Politicians were quick to blame one another for the disaster. The Minister of Federal Planning and Public Utilities, Julio de Vido, claimed that Buenos Aires city officials knew that the rains were coming and had failed to prepare for them. Macri, a vocal opponent of President Kirchner, accused the national government of preventing the city from getting World Bank loans to finance infrastructure improvements.
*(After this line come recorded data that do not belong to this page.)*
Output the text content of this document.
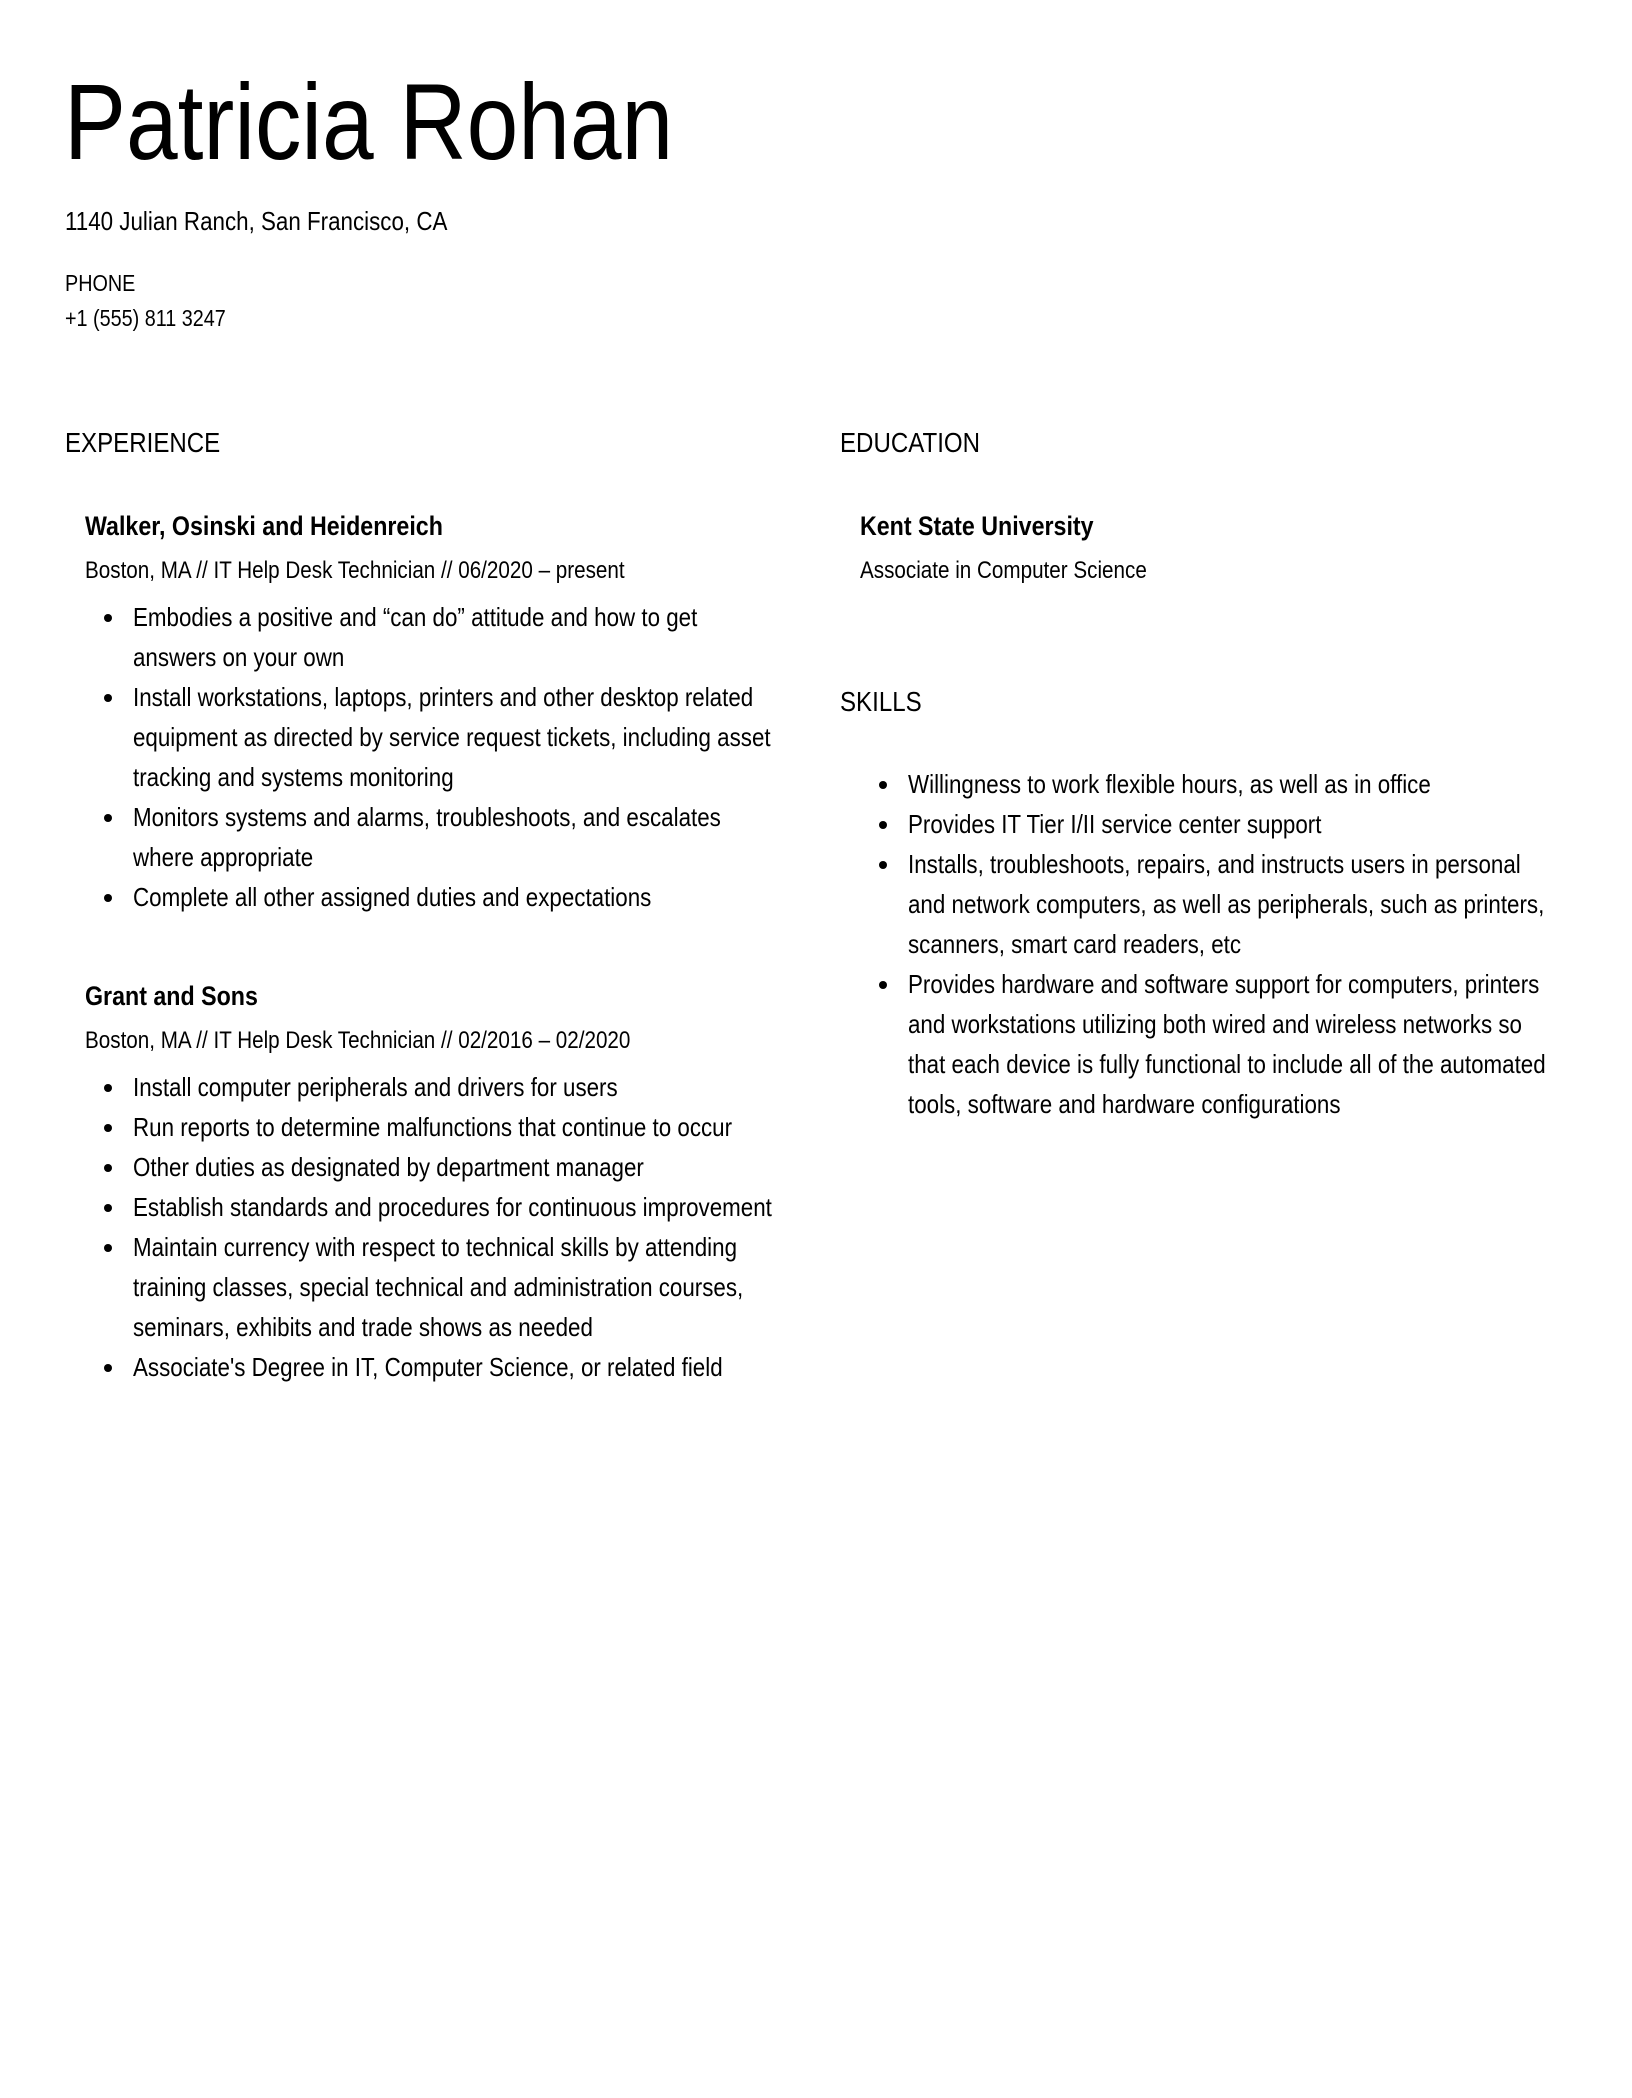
Patricia Rohan
1140 Julian Ranch, San Francisco, CA
PHONE
+1 (555) 811 3247
EXPERIENCE
Walker, Osinski and Heidenreich
Boston, MA // IT Help Desk Technician // 06/2020 – present
Embodies a positive and “can do” attitude and how to get answers on your own
Install workstations, laptops, printers and other desktop related equipment as directed by service request tickets, including asset tracking and systems monitoring
Monitors systems and alarms, troubleshoots, and escalates where appropriate
Complete all other assigned duties and expectations
Grant and Sons
Boston, MA // IT Help Desk Technician // 02/2016 – 02/2020
Install computer peripherals and drivers for users
Run reports to determine malfunctions that continue to occur
Other duties as designated by department manager
Establish standards and procedures for continuous improvement
Maintain currency with respect to technical skills by attending training classes, special technical and administration courses, seminars, exhibits and trade shows as needed
Associate's Degree in IT, Computer Science, or related field
EDUCATION
Kent State University
Associate in Computer Science
SKILLS
Willingness to work flexible hours, as well as in office
Provides IT Tier I/II service center support
Installs, troubleshoots, repairs, and instructs users in personal and network computers, as well as peripherals, such as printers, scanners, smart card readers, etc
Provides hardware and software support for computers, printers and workstations utilizing both wired and wireless networks so that each device is fully functional to include all of the automated tools, software and hardware configurations
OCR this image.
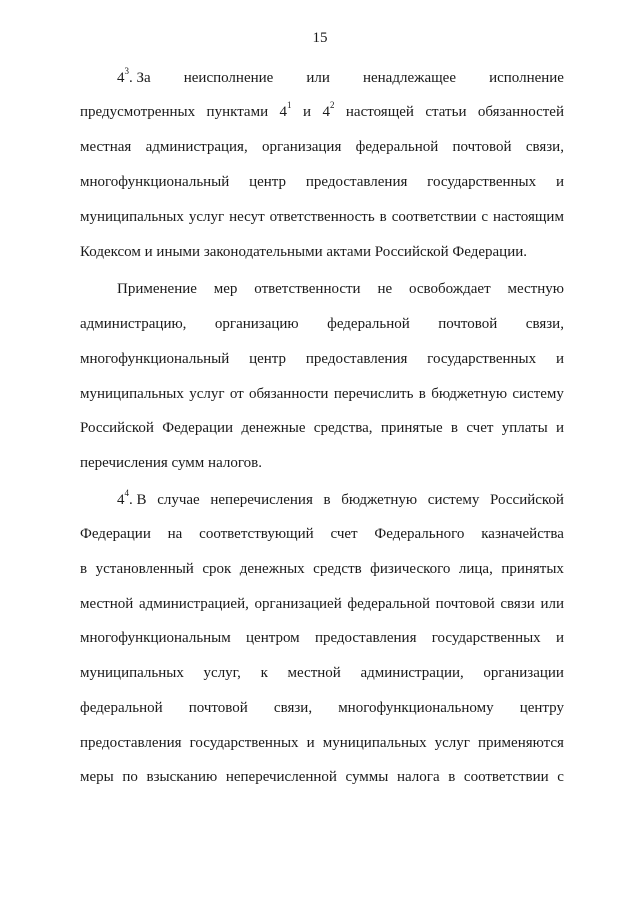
15
$4^3$. За неисполнение или ненадлежащее исполнение
предусмотренных пунктами $4^1$ и $4^2$ настоящей статьи обязанностей
местная администрация, организация федеральной почтовой связи,
многофункциональный центр предоставления государственных и
муниципальных услуг несут ответственность в соответствии с настоящим
Кодексом и иными законодательными актами Российской Федерации.
Применение мер ответственности не освобождает местную
администрацию, организацию федеральной почтовой связи,
многофункциональный центр предоставления государственных и
муниципальных услуг от обязанности перечислить в бюджетную систему
Российской Федерации денежные средства, принятые в счет уплаты и
перечисления сумм налогов.
$4^4$. В случае неперечисления в бюджетную систему Российской
Федерации на соответствующий счет Федерального казначейства
в установленный срок денежных средств физического лица, принятых
местной администрацией, организацией федеральной почтовой связи или
многофункциональным центром предоставления государственных и
муниципальных услуг, к местной администрации, организации
федеральной почтовой связи, многофункциональному центру
предоставления государственных и муниципальных услуг применяются
меры по взысканию неперечисленной суммы налога в соответствии с
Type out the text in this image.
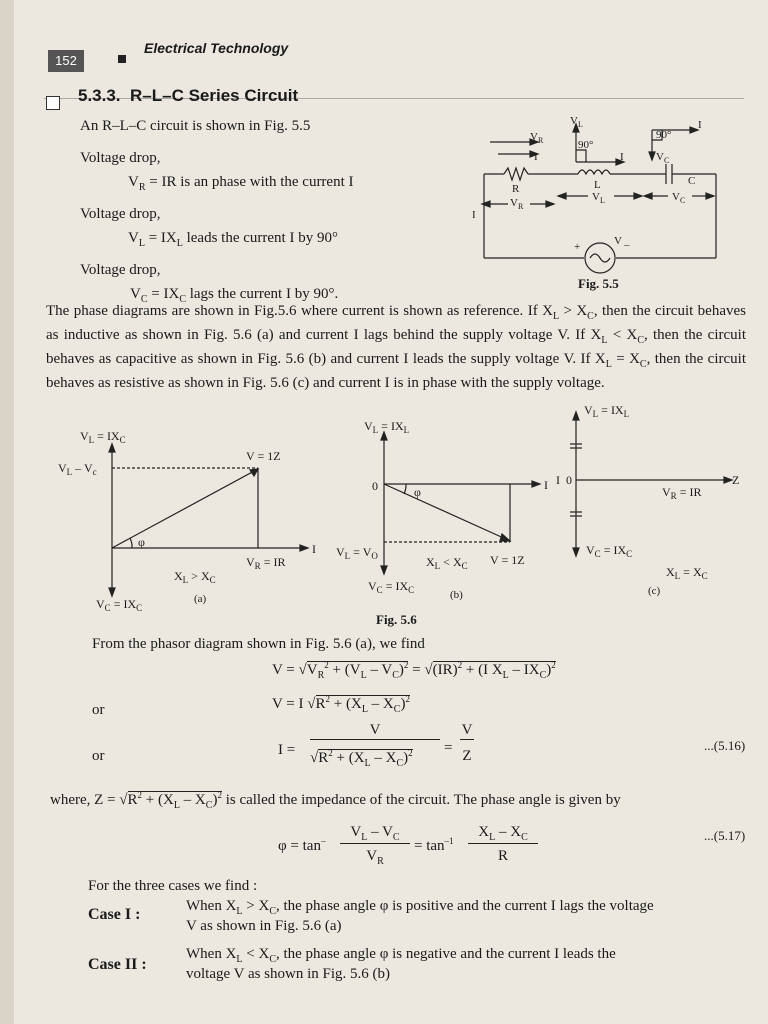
152
Electrical Technology
5.3.3. R–L–C Series Circuit
An R–L–C circuit is shown in Fig. 5.5
Voltage drop,
$V_R$ = IR is an phase with the current I
Voltage drop,
$V_L = IX_L$ leads the current I by 90°
Voltage drop,
$V_C = IX_C$ lags the current I by 90°.
$V_R$
I
$V_L$
90°
I
90°
I
$V_C$
R	L	C
$V_R$
$V_L$	$V_C$
I
+	V –
Fig. 5.5
The phase diagrams are shown in Fig.5.6 where current is shown as reference. If $X_L > X_C$, then the circuit behaves as inductive as shown in Fig. 5.6 (a) and current I lags behind the supply voltage V. If $X_L < X_C$, then the circuit behaves as capacitive as shown in Fig. 5.6 (b) and current I leads the supply voltage V. If $X_L = X_C$, then the circuit behaves as resistive as shown in Fig. 5.6 (c) and current I is in phase with the supply voltage.
$V_L = IX_C$
$V_L - V_c$
V = 1Z
φ
$V_R$ = IR
I
$X_L > X_C$
(a)
$V_C = IX_C$
$V_L = IX_L$
0	φ	I
$V_L = V_O$	$X_L < X_C$ V = 1Z
$V_C = IX_C$	(b)
$V_L = IX_L$
I 0	Z
$V_R$ = IR
$V_C = IX_C$
$X_L = X_C$
(c)
Fig. 5.6
From the phasor diagram shown in Fig. 5.6 (a), we find
$V = √V_R^2 + (V_L - V_C)^2 = √(IR)^2 + (I$ $X_L - IX_C)^2$
or	V = I $√R^2 + (X_L - X_C)^2$
or	I =
V
$√R^2 + (X_L - X_C)^2$ =
V
Z
...(5.16)
where, $Z = √R^2 + (X_L - X_C)^2$ is called the impedance of the circuit. The phase angle is given by
φ = tan–
$V_L - V_C$
$V_R$
= $\tan^{-1}$
$X_L - X_C$
R
...(5.17)
For the three cases we find :
Case I :	When $X_L > X_C$, the phase angle φ is positive and the current I lags the voltage
V as shown in Fig. 5.6 (a)
Case II :
When $X_L < X_C$, the phase angle φ is negative and the current I leads the
voltage V as shown in Fig. 5.6 (b)
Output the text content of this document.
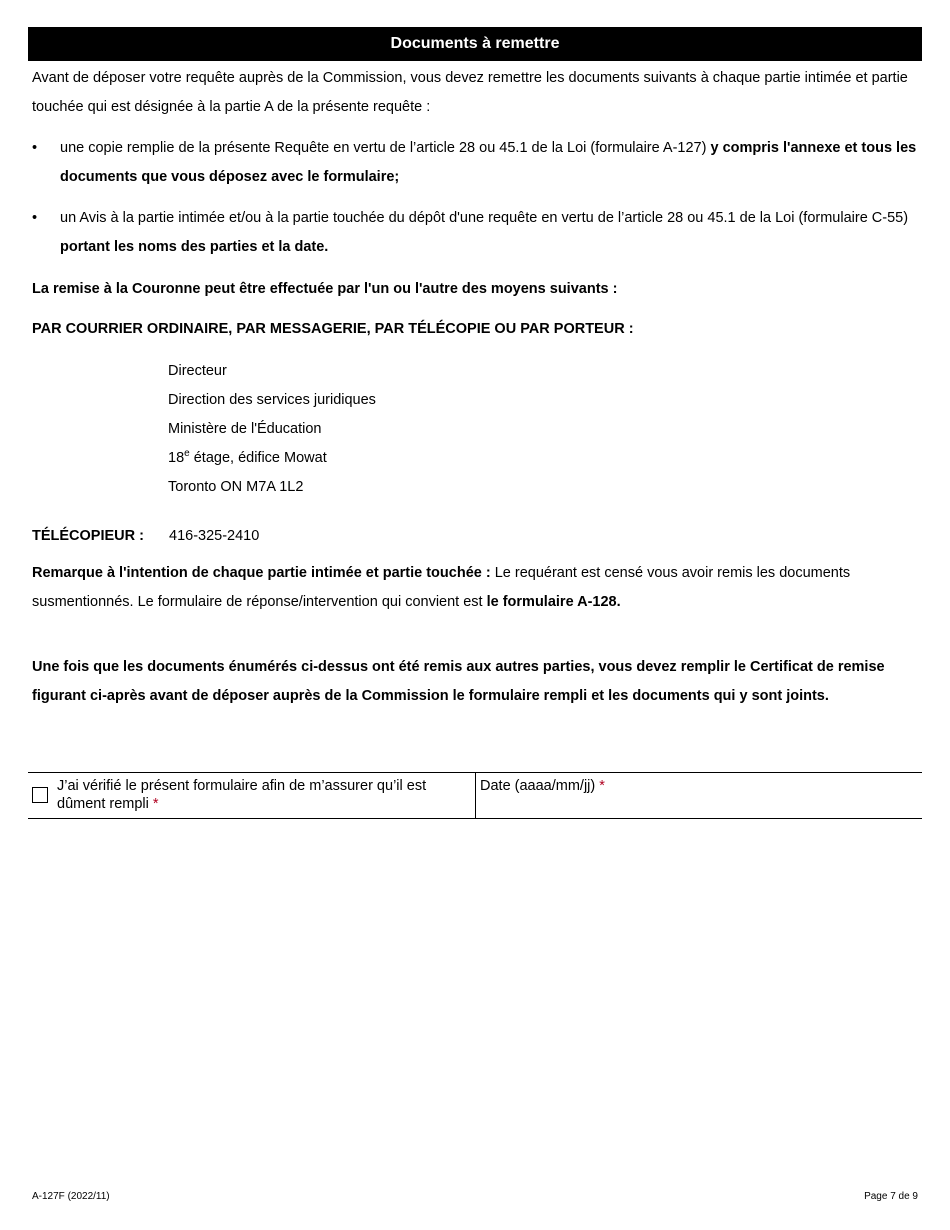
Documents à remettre
Avant de déposer votre requête auprès de la Commission, vous devez remettre les documents suivants à chaque partie intimée et partie touchée qui est désignée à la partie A de la présente requête :
• une copie remplie de la présente Requête en vertu de l’article 28 ou 45.1 de la Loi (formulaire A-127) y compris l'annexe et tous les documents que vous déposez avec le formulaire;
• un Avis à la partie intimée et/ou à la partie touchée du dépôt d'une requête en vertu de l’article 28 ou 45.1 de la Loi (formulaire C-55) portant les noms des parties et la date.
La remise à la Couronne peut être effectuée par l'un ou l'autre des moyens suivants :
PAR COURRIER ORDINAIRE, PAR MESSAGERIE, PAR TÉLÉCOPIE OU PAR PORTEUR :
Directeur
Direction des services juridiques
Ministère de l'Éducation
18e étage, édifice Mowat
Toronto ON M7A 1L2
TÉLÉCOPIEUR : 416-325-2410
Remarque à l'intention de chaque partie intimée et partie touchée : Le requérant est censé vous avoir remis les documents susmentionnés. Le formulaire de réponse/intervention qui convient est le formulaire A-128.
Une fois que les documents énumérés ci-dessus ont été remis aux autres parties, vous devez remplir le Certificat de remise figurant ci-après avant de déposer auprès de la Commission le formulaire rempli et les documents qui y sont joints.
J’ai vérifié le présent formulaire afin de m’assurer qu’il est dûment rempli *
Date (aaaa/mm/jj) *
A-127F (2022/11)	Page 7 de 9
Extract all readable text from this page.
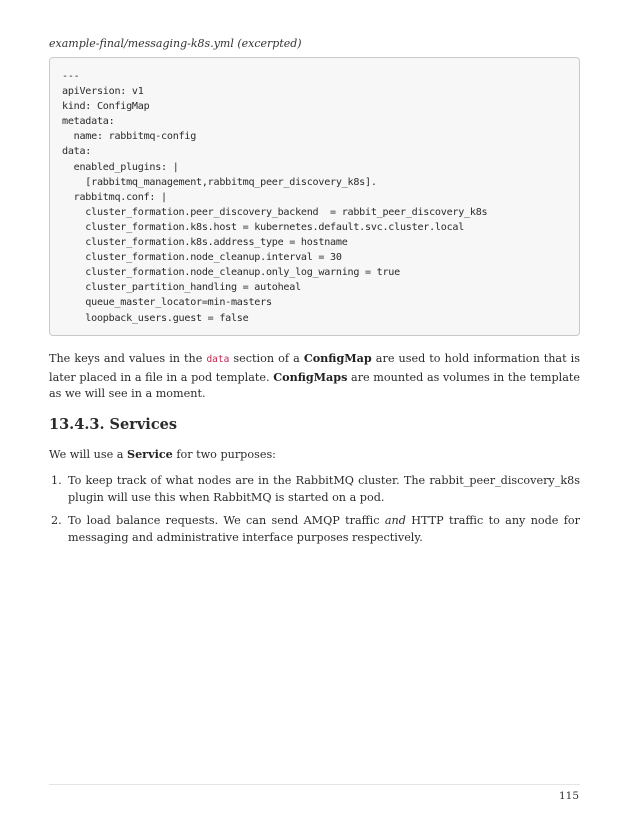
example-final/messaging-k8s.yml (excerpted)
---
apiVersion: v1
kind: ConfigMap
metadata:
name: rabbitmq-config
data:
enabled_plugins: |
[rabbitmq_management,rabbitmq_peer_discovery_k8s].
rabbitmq.conf: |
cluster_formation.peer_discovery_backend  = rabbit_peer_discovery_k8s
cluster_formation.k8s.host = kubernetes.default.svc.cluster.local
cluster_formation.k8s.address_type = hostname
cluster_formation.node_cleanup.interval = 30
cluster_formation.node_cleanup.only_log_warning = true
cluster_partition_handling = autoheal
queue_master_locator=min-masters
loopback_users.guest = false

The keys and values in the data section of a ConfigMap are used to hold information that is later placed in a file in a pod template. ConfigMaps are mounted as volumes in the template as we will see in a moment.

13.4.3. Services

We will use a Service for two purposes:

1. To keep track of what nodes are in the RabbitMQ cluster. The rabbit_peer_discovery_k8s plugin will use this when RabbitMQ is started on a pod.
2. To load balance requests. We can send AMQP traffic and HTTP traffic to any node for messaging and administrative interface purposes respectively.
115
According to official data, the government of the City of Buenos Aires Mauricio Macri had not implemented any development works in stormwater infrastructure, while supplementary building works related to Maldonado Stream had only progressed up to 14 percent of the total budget. Residents of Barrio Mitre blamed the drainage system of a large shopping mall built nearby in 2009 for the heavy damage in their area. On Wednesday afternoon and on Thursday morning, Kirchner met with Scioli to coordinate the rescue and emergency efforts in Greater La Plata. Fear remained high as reports of looting and clashes with police officers spread. The Argentine army mounted an industrial kitchen and ten field kitchens to prepare hot meals 8,000 and 1,500 cold rations per day.

Three days of national mourning were declared on 3 April. On 5 April, Kirchner announced government benefits for the victims, including doubled pensions for some 70,000 elderly people and for an estimated 16,000 families receiving five other social subsidies, free replacement ID cards, new car licenses, and low-cost housing loans.

==Causes==
The general causes of the floods were the absence of drainage works, the urban development without environmental control and climate change.

As specific causes can be seen:
- Absence of waterworks. The drainage channels are not working at 100%. Even though they would not be sufficient at full capacity either.
- Climate change.
- Lack of environmental awareness. The residues clog the drains.
- Deforestation in the north areas of the country.
- The growth of surface of cement avoid the water to infiltrates into the ground.

According to a report based on official data that the Buenos Aires Government delivered each quarter, the Mayor of the city of Buenos Aires, Mauricio Macri, made no inversion in stormwater infrastructure development works, while works annexed to the Maldonado stream are only 14% of the authorized budget.

A report issued in August 2012 by the Buenos Aires audit indicated that the works to reduce flooding in the neighborhoods of Belgrano, Villa del Parque, Villa Ortuzar, Agronomía and Parque Chas had been paralyzed for 3 years.